Jokes aside, you've lit on the fundamental part of this disagreement: In theory libertarians believe that; in practice it's hard to know what someone really believes and easy to see what they're doing. Speaking broadly, some people disagree that the actions of libertarian people are helping anybody else unless by accident. Take for example a straw libertarian who buys water rights in drought-stricken regions and sells the water back to the people living in those regions. This person claims publicly (and may or may not truly believe) they are helping people conserve their water. After all, the free market will quickly establish its true cost. To people who think this is fundamentally wrong, it doesn't even matter what the straw libertarian believes -- if it walks like vampire sucking you dry, it might be.




Interesting example. In it, how exactly did this water right transaction take place - was our strawman libertarian the only one trying to buy water rights? If so, why? May be he foresaw drought earlier than his competitors on the market - and in doing so, is rewarded for his climate prediction skills and willingness to investment in infrastructure?

If he wasn't the only one, how exactly did he outbid his competitors? I'm asking these questions because this example doesn't seem realistic in libertarian effective free market paradise - on the contrary, this kind of situation arises with some regulated monopoly, not with a freely traded good. And just let me clarify for clarity, paying bribes to get purchase preference (which, let us be realistic, is the most common scenario here) is certainly _not_ a part of libertarian ideology.

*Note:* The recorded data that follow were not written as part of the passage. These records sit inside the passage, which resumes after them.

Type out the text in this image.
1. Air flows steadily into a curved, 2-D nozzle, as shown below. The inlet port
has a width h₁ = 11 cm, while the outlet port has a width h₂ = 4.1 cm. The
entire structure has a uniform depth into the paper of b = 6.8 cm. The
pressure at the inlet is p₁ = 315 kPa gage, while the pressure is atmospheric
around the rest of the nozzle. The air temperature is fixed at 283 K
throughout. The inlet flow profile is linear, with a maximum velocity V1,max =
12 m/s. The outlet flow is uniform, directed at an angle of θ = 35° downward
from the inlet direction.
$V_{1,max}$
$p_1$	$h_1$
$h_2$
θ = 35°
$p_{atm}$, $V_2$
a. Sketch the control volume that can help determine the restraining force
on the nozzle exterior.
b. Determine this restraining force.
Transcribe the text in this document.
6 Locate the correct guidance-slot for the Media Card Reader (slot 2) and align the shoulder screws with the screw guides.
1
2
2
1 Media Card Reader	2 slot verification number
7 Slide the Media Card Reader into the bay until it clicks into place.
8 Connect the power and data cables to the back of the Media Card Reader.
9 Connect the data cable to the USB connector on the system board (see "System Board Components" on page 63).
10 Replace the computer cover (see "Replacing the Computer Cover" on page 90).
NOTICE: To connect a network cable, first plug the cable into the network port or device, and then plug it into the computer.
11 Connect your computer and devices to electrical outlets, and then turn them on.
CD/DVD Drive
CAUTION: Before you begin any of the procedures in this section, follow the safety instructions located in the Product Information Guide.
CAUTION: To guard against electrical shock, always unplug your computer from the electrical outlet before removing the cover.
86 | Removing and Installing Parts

Well, the straw libertarian might be richer than god and the only person with access to enough capital to buy all the water rights at once. He's a straw person, he can be a lot of things. I'm aware it's not the most plausible example but I tried to pick an obvious one to easily illuminate the other side of the argument. I'm sure you could cut my examples down like Scotsmen (one down, n to go!), so I'll leave the remainder to your imagination.


> some people disagree that the actions of libertarian people are helping anybody else unless by accident

Are those the same people that can't seem to snap out of only caring about good intentions, and shrugging off bad policies (none mentioned, none forgotten) as long as they were well-intentioned? And conversely, tend to view as suspicious improvements when they happened motivated by pursuing profit, and not some higher purpose?


I don't know, your group of people seems very specifically selected by comparison, which would imply it's at most a subgroup.